People share things they like with their friends. If employees like their current company, they recommend jobs to their family members, friends and colleagues from previous companies. Companies use employee referral to leverage this human side.
Rethink your employee referral program if it’s not working. Are you doing things right? And if you do not have an employee referral program, now is the time to build one. Use it as a part of your diverse recruitment approach.
Read this blog to learn hacks companies have been using to get the most out of their employee referral programs.
1. Advertise your employee referral program
After addressing an overall lack of promotion, Dell increased its global referral hires by 50 to 125 %(SHRM). Without advertising, you will fail to reach out to many of your current employees who could recommend qualified candidates. Companies are actively addressing this issue, planning ways to promote their employee referral program and thus involve their workforce in their team-building effort.
Send emails asking your employees to refer their friends. Include links to job descriptions explaining what you are looking for in a candidate. Conduct sessions to discuss the importance of employee referrals and how they benefit the company and its people.
2. Acknowledge good referrers
Employees refer to people they know and who meet the minimum requirements of the role. Hence, most of the referred candidates get hired. To consistently source candidates through employee referral, it is important to acknowledge referrers.
Make sure your employees know you appreciate their referral efforts. Appreciate top performers, reward them with cash bonuses, and publicly recognise their efforts. Make it a part of your employee referral program to keep them motivated.
3. Motivate your current employees to refer
Having a reward policy alone is not enough to get significant referrals. Alongside promoting referral programs, figure out ways to motivate your employees to take action. Identify motivation behind referrals. Accordingly, improvise your referral program.
Usually, people refer to their friends when they want to help them or their company. Figure out ways to cultivate such emotions and supercharge them through regular sessions.
4. Offer non-monetary incentives
Companies make mistakes when they don’t pair experiential incentives with referral bonuses. For example, Google doubled bonuses for employee referrals from $2,000 to $4,000, but it didn’t work.
Offer a mix of referral bonuses and experience as incentives. Offer non-monetary incentives like trips and gift vouchers.
5. Track candidate sourcing through employee referral
If you do not track the performance of employee referral programs, you will never know what is working and what you must improve.

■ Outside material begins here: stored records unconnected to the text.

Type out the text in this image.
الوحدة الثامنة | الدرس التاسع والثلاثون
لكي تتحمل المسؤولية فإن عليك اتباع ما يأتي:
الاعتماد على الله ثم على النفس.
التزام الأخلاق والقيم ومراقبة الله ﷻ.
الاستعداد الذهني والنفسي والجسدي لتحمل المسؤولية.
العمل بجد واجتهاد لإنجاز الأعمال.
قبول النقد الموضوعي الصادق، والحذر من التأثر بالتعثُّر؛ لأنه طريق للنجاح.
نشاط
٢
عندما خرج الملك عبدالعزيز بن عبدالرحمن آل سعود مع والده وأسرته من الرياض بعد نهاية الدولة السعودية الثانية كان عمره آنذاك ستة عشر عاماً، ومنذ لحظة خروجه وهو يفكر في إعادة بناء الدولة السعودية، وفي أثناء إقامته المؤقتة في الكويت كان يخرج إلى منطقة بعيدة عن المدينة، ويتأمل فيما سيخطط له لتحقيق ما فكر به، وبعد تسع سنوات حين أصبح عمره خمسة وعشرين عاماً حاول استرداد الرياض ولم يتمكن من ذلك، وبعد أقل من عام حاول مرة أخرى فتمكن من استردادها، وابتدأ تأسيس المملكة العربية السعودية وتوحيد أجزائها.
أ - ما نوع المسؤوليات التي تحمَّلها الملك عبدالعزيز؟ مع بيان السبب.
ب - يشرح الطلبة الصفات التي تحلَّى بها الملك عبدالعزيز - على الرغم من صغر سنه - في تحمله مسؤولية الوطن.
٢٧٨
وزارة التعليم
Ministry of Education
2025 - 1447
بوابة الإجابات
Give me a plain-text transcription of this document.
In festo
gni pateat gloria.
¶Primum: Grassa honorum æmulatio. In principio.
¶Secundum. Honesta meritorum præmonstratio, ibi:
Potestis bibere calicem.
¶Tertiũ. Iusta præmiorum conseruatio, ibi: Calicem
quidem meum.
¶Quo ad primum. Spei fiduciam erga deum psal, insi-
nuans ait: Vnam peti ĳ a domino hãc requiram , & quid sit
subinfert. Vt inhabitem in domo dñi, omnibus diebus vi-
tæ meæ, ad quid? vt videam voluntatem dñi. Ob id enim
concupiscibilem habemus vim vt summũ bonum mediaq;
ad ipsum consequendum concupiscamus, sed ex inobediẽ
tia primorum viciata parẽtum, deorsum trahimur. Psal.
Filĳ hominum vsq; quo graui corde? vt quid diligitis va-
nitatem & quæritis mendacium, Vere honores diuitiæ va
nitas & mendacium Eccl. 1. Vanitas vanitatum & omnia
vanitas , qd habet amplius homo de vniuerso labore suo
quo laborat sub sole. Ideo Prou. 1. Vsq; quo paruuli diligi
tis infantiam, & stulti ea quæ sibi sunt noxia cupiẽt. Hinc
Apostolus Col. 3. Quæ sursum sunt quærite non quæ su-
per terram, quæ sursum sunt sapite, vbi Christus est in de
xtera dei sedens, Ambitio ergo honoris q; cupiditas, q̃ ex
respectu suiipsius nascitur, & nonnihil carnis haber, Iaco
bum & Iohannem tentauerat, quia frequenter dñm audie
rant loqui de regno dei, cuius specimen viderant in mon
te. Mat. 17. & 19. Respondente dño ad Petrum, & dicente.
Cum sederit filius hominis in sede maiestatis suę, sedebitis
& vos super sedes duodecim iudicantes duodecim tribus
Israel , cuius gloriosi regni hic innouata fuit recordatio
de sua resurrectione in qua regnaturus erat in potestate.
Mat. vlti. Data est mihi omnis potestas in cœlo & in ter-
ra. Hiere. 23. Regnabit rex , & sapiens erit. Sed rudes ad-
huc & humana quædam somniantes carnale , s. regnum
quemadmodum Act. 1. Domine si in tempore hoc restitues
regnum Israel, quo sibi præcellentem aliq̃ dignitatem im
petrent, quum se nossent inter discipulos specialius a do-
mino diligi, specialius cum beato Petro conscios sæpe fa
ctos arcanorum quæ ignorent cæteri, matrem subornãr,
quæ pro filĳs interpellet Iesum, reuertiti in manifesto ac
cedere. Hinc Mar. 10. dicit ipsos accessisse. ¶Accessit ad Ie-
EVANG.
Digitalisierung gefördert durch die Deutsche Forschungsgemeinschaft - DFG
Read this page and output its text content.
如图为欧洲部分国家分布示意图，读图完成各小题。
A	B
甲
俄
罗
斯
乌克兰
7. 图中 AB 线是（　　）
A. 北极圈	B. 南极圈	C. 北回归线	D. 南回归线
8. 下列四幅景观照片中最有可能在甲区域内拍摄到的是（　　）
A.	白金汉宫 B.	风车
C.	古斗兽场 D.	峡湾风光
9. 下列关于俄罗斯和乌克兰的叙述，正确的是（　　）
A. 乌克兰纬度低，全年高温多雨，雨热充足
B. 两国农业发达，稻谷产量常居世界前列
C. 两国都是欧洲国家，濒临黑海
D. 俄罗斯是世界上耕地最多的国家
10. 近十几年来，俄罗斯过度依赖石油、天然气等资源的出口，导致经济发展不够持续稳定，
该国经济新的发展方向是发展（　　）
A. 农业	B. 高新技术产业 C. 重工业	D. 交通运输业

Set a quantifying goal to measure the success of your referral program. Analyse after every 6 months or annually to check if candidates through employee referral have increased. This way you will keep track of how much of your new initiatives and extra efforts worked. Now-a-days, recruiters use applicant tracking systems to track performance, from sourcing to screening to interviewing and selection. Consider using PyjamaHR ATS to track and analyse candidate sourced through sourcing channels to figure out improvements.
Employee referral is the best way to involve your current workforce in the team-building efforts. They already know the job and your work culture. They can communicate the same to their friends in the best way possible. A mix of effective motivation sessions, monetary and non-monetary incentives help organisations turn their referral program into a great one.